Studi terdahulu menunjukkan angka obesitas lebih banyak dialami oleh mereka dengan tingkat sosio-ekonomi tinggi. Namun, studi lain yang dilakukan Aizawa pada 2017 menunjukkan perubahan pola, di mana angka obesitas juga tinggi pada mereka dengan tingkat sosio-ekonomi rendah.
Hal inilah yang menarik perhatian Cahya Utamie Pujilestari, seorang mahasiswi PhD Jurusan Kesehatan Masyarakat dan Kedokteran Klinis dari Universitas Umeå, Swedia, untuk terbang ke tanah air meneliti kasus tersebut.

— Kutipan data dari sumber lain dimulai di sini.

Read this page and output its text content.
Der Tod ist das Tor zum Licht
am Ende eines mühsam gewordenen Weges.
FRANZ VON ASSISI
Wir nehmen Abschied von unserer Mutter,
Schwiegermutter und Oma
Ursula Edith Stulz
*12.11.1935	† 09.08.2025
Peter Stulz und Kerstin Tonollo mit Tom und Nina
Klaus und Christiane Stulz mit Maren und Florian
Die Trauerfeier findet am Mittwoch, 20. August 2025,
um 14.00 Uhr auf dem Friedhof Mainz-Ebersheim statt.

"Tujuan penelitian ini adalah untuk melihat apakah ada perbedaan sosio-ekonomi dan perbedaan gender pada obesitas perut (obesitas sentral), dan juga efek dari obesitas tersebut pada kelompok sosio-ekonomi dan gender berbeda," tulis Utamie dalam surat elektronik yang diterima Kompas.com, Selasa (27/11/2018).

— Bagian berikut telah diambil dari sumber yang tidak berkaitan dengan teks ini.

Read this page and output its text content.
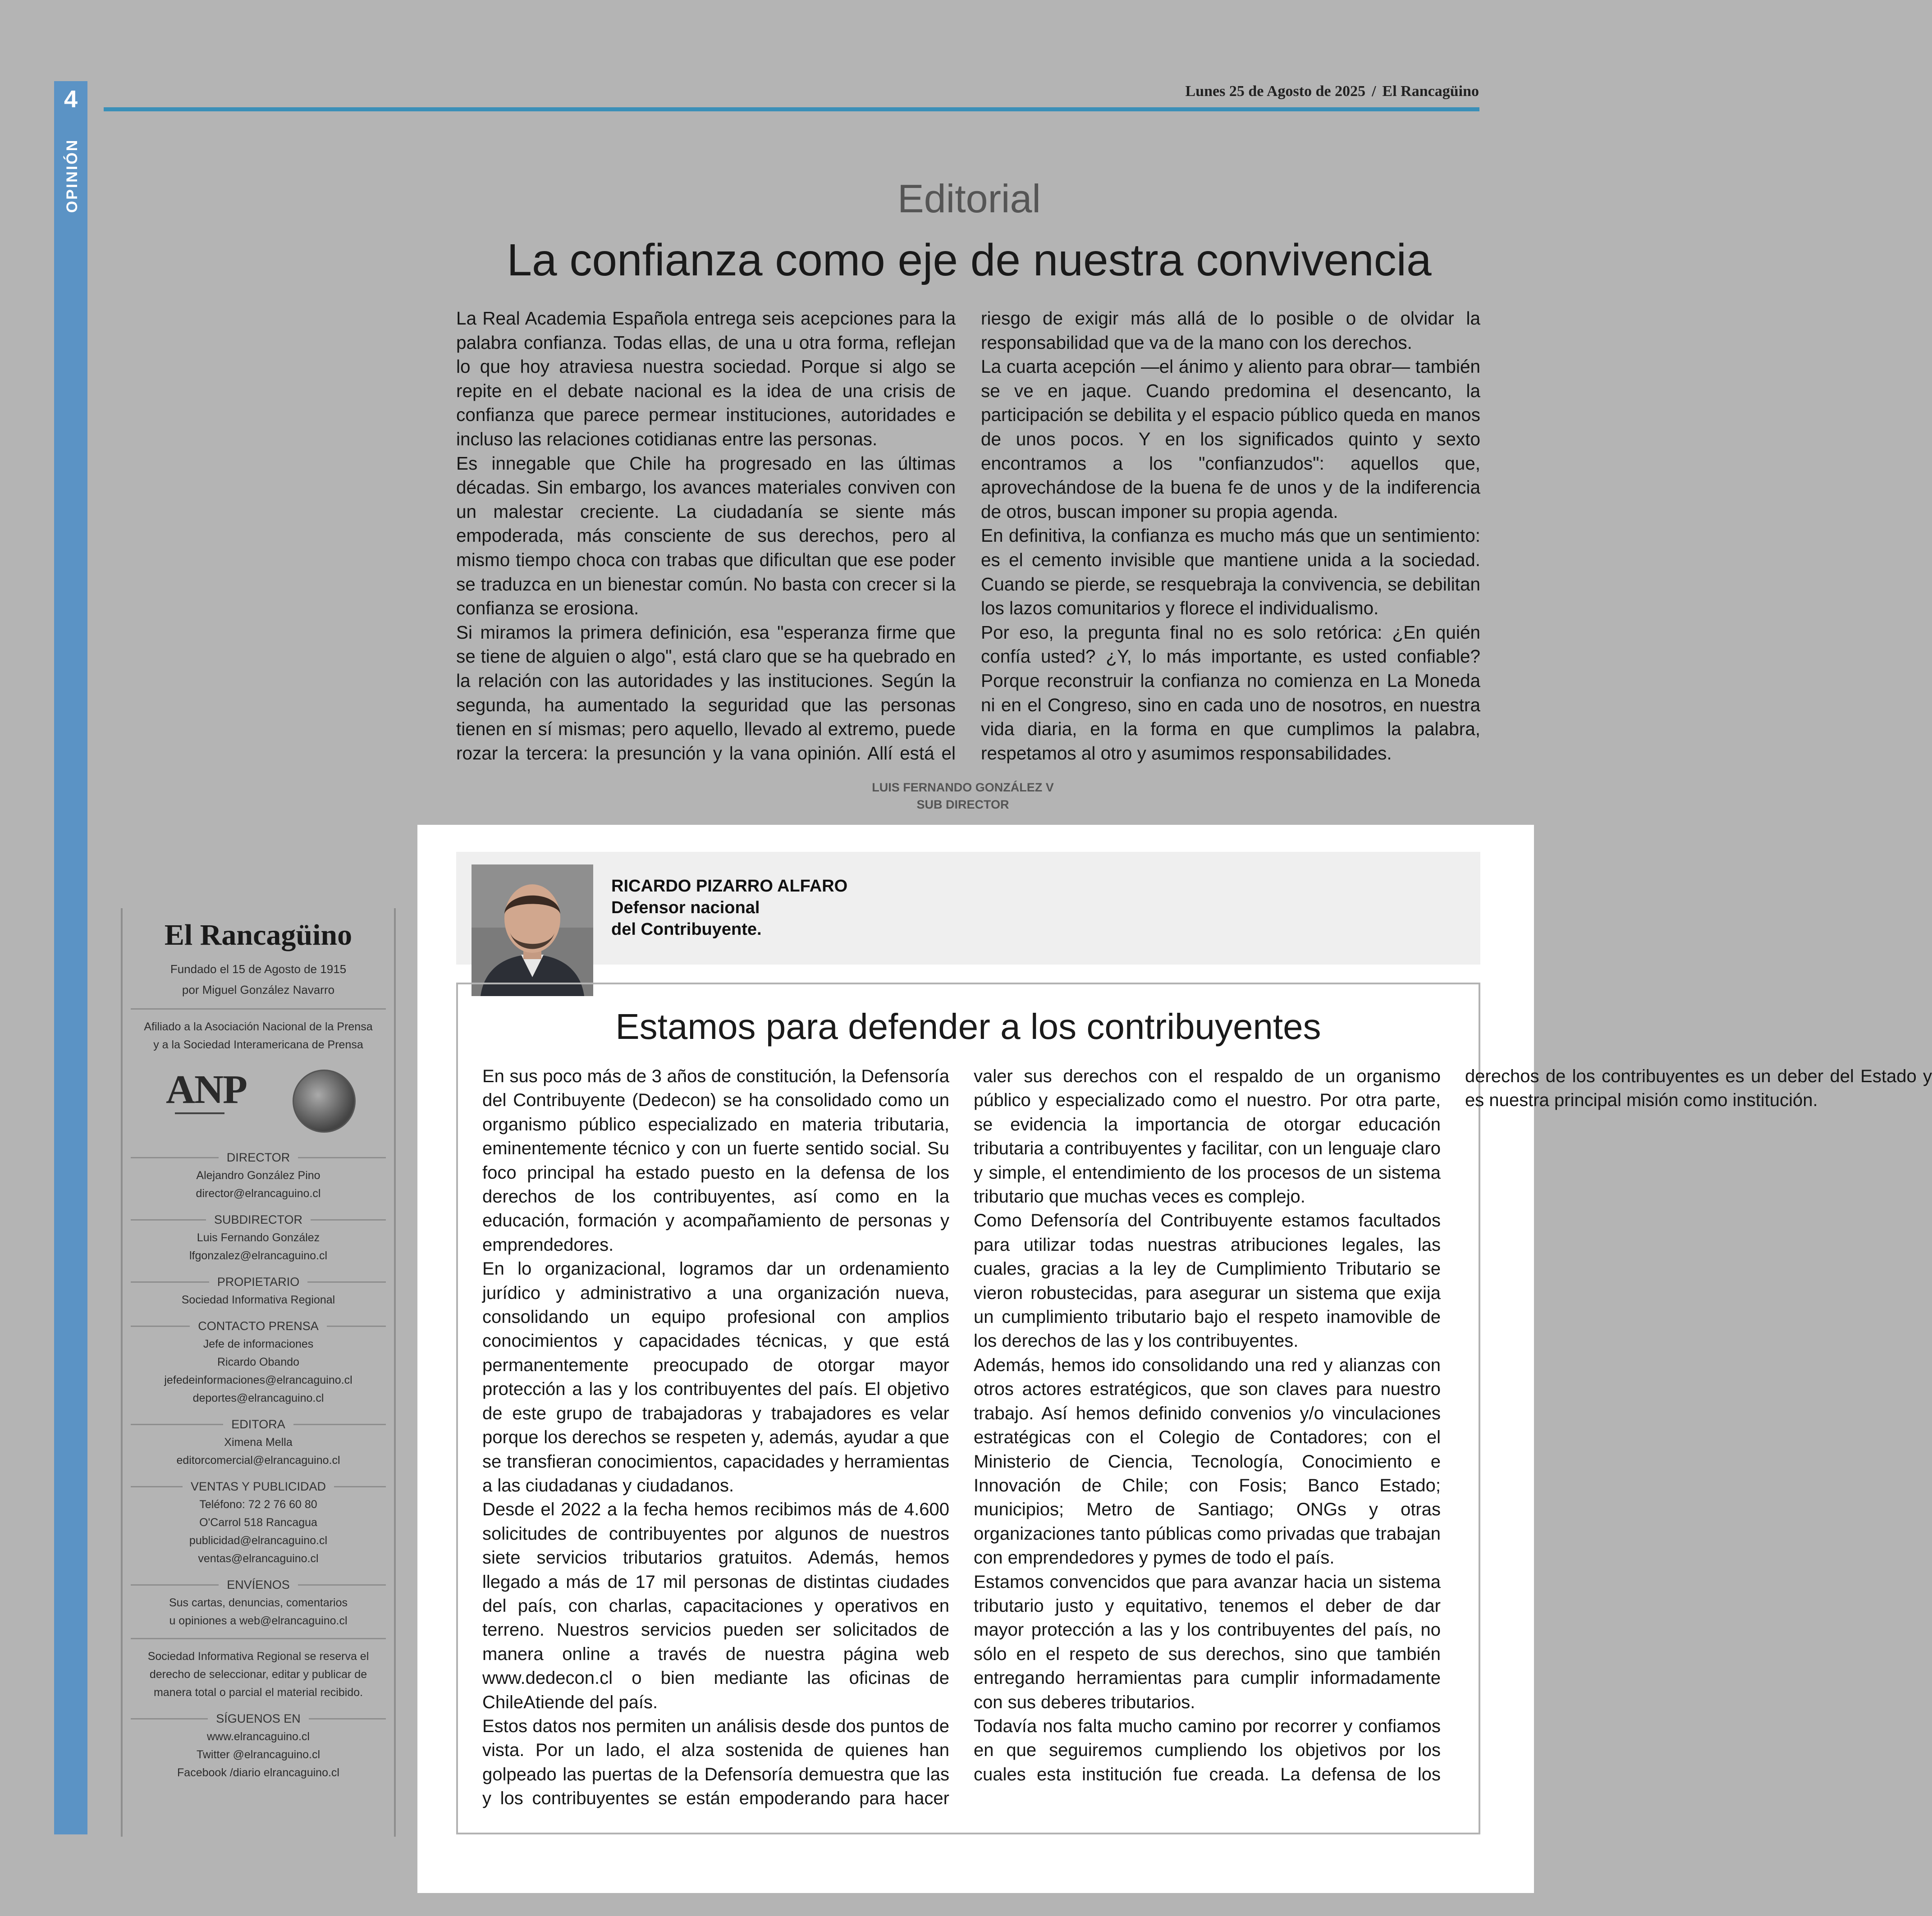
4
OPINIÓN
Lunes 25 de Agosto de 2025 / El Rancagüino
Editorial
La confianza como eje de nuestra convivencia

La Real Academia Española entrega seis acepciones para la palabra confianza. Todas ellas, de una u otra forma, reflejan lo que hoy atraviesa nuestra sociedad. Porque si algo se repite en el debate nacional es la idea de una crisis de confianza que parece permear instituciones, autoridades e incluso las relaciones cotidianas entre las personas.

Es innegable que Chile ha progresado en las últimas décadas. Sin embargo, los avances materiales conviven con un malestar creciente. La ciudadanía se siente más empoderada, más consciente de sus derechos, pero al mismo tiempo choca con trabas que dificultan que ese poder se traduzca en un bienestar común. No basta con crecer si la confianza se erosiona.

Si miramos la primera definición, esa "esperanza firme que se tiene de alguien o algo", está claro que se ha quebrado en la relación con las autoridades y las instituciones. Según la segunda, ha aumentado la seguridad que las personas tienen en sí mismas; pero aquello, llevado al extremo, puede rozar la tercera: la presunción y la vana opinión. Allí está el riesgo de exigir más allá de lo posible o de olvidar la responsabilidad que va de la mano con los derechos.

La cuarta acepción —el ánimo y aliento para obrar— también se ve en jaque. Cuando predomina el desencanto, la participación se debilita y el espacio público queda en manos de unos pocos. Y en los significados quinto y sexto encontramos a los "confianzudos": aquellos que, aprovechándose de la buena fe de unos y de la indiferencia de otros, buscan imponer su propia agenda.

En definitiva, la confianza es mucho más que un sentimiento: es el cemento invisible que mantiene unida a la sociedad. Cuando se pierde, se resquebraja la convivencia, se debilitan los lazos comunitarios y florece el individualismo.

Por eso, la pregunta final no es solo retórica: ¿En quién confía usted? ¿Y, lo más importante, es usted confiable? Porque reconstruir la confianza no comienza en La Moneda ni en el Congreso, sino en cada uno de nosotros, en nuestra vida diaria, en la forma en que cumplimos la palabra, respetamos al otro y asumimos responsabilidades.

LUIS FERNANDO GONZÁLEZ V
SUB DIRECTOR
El Rancagüino
Fundado el 15 de Agosto de 1915
por Miguel González Navarro
Afiliado a la Asociación Nacional de la Prensa
y a la Sociedad Interamericana de Prensa
ANP
DIRECTOR
Alejandro González Pino
director@elrancaguino.cl
SUBDIRECTOR
Luis Fernando González
lfgonzalez@elrancaguino.cl
PROPIETARIO
Sociedad Informativa Regional
CONTACTO PRENSA
Jefe de informaciones
Ricardo Obando
jefedeinformaciones@elrancaguino.cl
deportes@elrancaguino.cl
EDITORA
Ximena Mella
editorcomercial@elrancaguino.cl
VENTAS Y PUBLICIDAD
Teléfono: 72 2 76 60 80
O'Carrol 518 Rancagua
publicidad@elrancaguino.cl
ventas@elrancaguino.cl
ENVÍENOS
Sus cartas, denuncias, comentarios
u opiniones a web@elrancaguino.cl
Sociedad Informativa Regional se reserva el
derecho de seleccionar, editar y publicar de
manera total o parcial el material recibido.
SÍGUENOS EN
www.elrancaguino.cl
Twitter @elrancaguino.cl
Facebook /diario elrancaguino.cl
RICARDO PIZARRO ALFARO
Defensor nacional
del Contribuyente.
Estamos para defender a los contribuyentes

En sus poco más de 3 años de constitución, la Defensoría del Contribuyente (Dedecon) se ha consolidado como un organismo público especializado en materia tributaria, eminentemente técnico y con un fuerte sentido social. Su foco principal ha estado puesto en la defensa de los derechos de los contribuyentes, así como en la educación, formación y acompañamiento de personas y emprendedores.

En lo organizacional, logramos dar un ordenamiento jurídico y administrativo a una organización nueva, consolidando un equipo profesional con amplios conocimientos y capacidades técnicas, y que está permanentemente preocupado de otorgar mayor protección a las y los contribuyentes del país. El objetivo de este grupo de trabajadoras y trabajadores es velar porque los derechos se respeten y, además, ayudar a que se transfieran conocimientos, capacidades y herramientas a las ciudadanas y ciudadanos.

Desde el 2022 a la fecha hemos recibimos más de 4.600 solicitudes de contribuyentes por algunos de nuestros siete servicios tributarios gratuitos. Además, hemos llegado a más de 17 mil personas de distintas ciudades del país, con charlas, capacitaciones y operativos en terreno. Nuestros servicios pueden ser solicitados de manera online a través de nuestra página web www.dedecon.cl o bien mediante las oficinas de ChileAtiende del país.

Estos datos nos permiten un análisis desde dos puntos de vista. Por un lado, el alza sostenida de quienes han golpeado las puertas de la Defensoría demuestra que las y los contribuyentes se están empoderando para hacer valer sus derechos con el respaldo de un organismo público y especializado como el nuestro. Por otra parte, se evidencia la importancia de otorgar educación tributaria a contribuyentes y facilitar, con un lenguaje claro y simple, el entendimiento de los procesos de un sistema tributario que muchas veces es complejo.

Como Defensoría del Contribuyente estamos facultados para utilizar todas nuestras atribuciones legales, las cuales, gracias a la ley de Cumplimiento Tributario se vieron robustecidas, para asegurar un sistema que exija un cumplimiento tributario bajo el respeto inamovible de los derechos de las y los contribuyentes.

Además, hemos ido consolidando una red y alianzas con otros actores estratégicos, que son claves para nuestro trabajo. Así hemos definido convenios y/o vinculaciones estratégicas con el Colegio de Contadores; con el Ministerio de Ciencia, Tecnología, Conocimiento e Innovación de Chile; con Fosis; Banco Estado; municipios; Metro de Santiago; ONGs y otras organizaciones tanto públicas como privadas que trabajan con emprendedores y pymes de todo el país.

Estamos convencidos que para avanzar hacia un sistema tributario justo y equitativo, tenemos el deber de dar mayor protección a las y los contribuyentes del país, no sólo en el respeto de sus derechos, sino que también entregando herramientas para cumplir informadamente con sus deberes tributarios.

Todavía nos falta mucho camino por recorrer y confiamos en que seguiremos cumpliendo los objetivos por los cuales esta institución fue creada. La defensa de los derechos de los contribuyentes es un deber del Estado y es nuestra principal misión como institución.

Studi yang kemudian dikeluarkan dalam bentuk tesis untuk meraih gelar doktor itu menganalisis obesitas perut dari perspektif sosio-ekonomi dan kesetaraan gender.
Seperti diberitakan sebelumnya, Utamie mengacu pada empat studi dengan total 15.500 responden yang berasal dari kabupaten Purworejo, Jawa Tengah. Sebagian besar responden yang terlibat dalam penelitian berasal dari daerah pedesaan.
Dalam studinya, ia menemukan bahwa perempuan desa tujuh kali lebih mungkin memiliki obesitas perut dibanding pria.
"Perlu saya luruskan bahwa hasil penelitian menunjukkan prevalensi obesitas perempuan di Purworejo (dengan usia 50 tahun ke atas) tujuh kali lebih tinggi dibandingkan pria, dan (obesitas) lebih banyak pada mereka dengan tingkat sosio-ekonomi tinggi," kata Utamie.
"Namun, efek dari obesitas (dalam studi ini kami meneliti efek obesitas terhadap disabilitas dan kematian) lebih tampak pada mereka dengan tinggal sosio-ekonomi rendah," sambungnya.
Dalam penelitiannya, Utamie mengukur lingkar pinggang (waist circumference) dengan tolak ukur sebagai berikut, lebih dari 90 sentimeter untuk pria dan lebih dari 80 sentimeter untuk perempuan.
Sementara tingkat ekonomi rendah (miskin) diukur oleh analisis aset yang dimiliki, meliputi keadaan rumah, kepemilikan kendaraan, kepemilikan lahan, dan lain sebagainya.
"Analisis aset index inilah yang akan mengkategorikan status sosio-ekonomi," ucapnya.
Ia mengaku, dalam studinya ia tidak memiliki data tentang makanan apa saja yang dikonsumsi oleh masyarakat desan dengan tingkat ekonomi rendah, ataupun data aktivitas fisik.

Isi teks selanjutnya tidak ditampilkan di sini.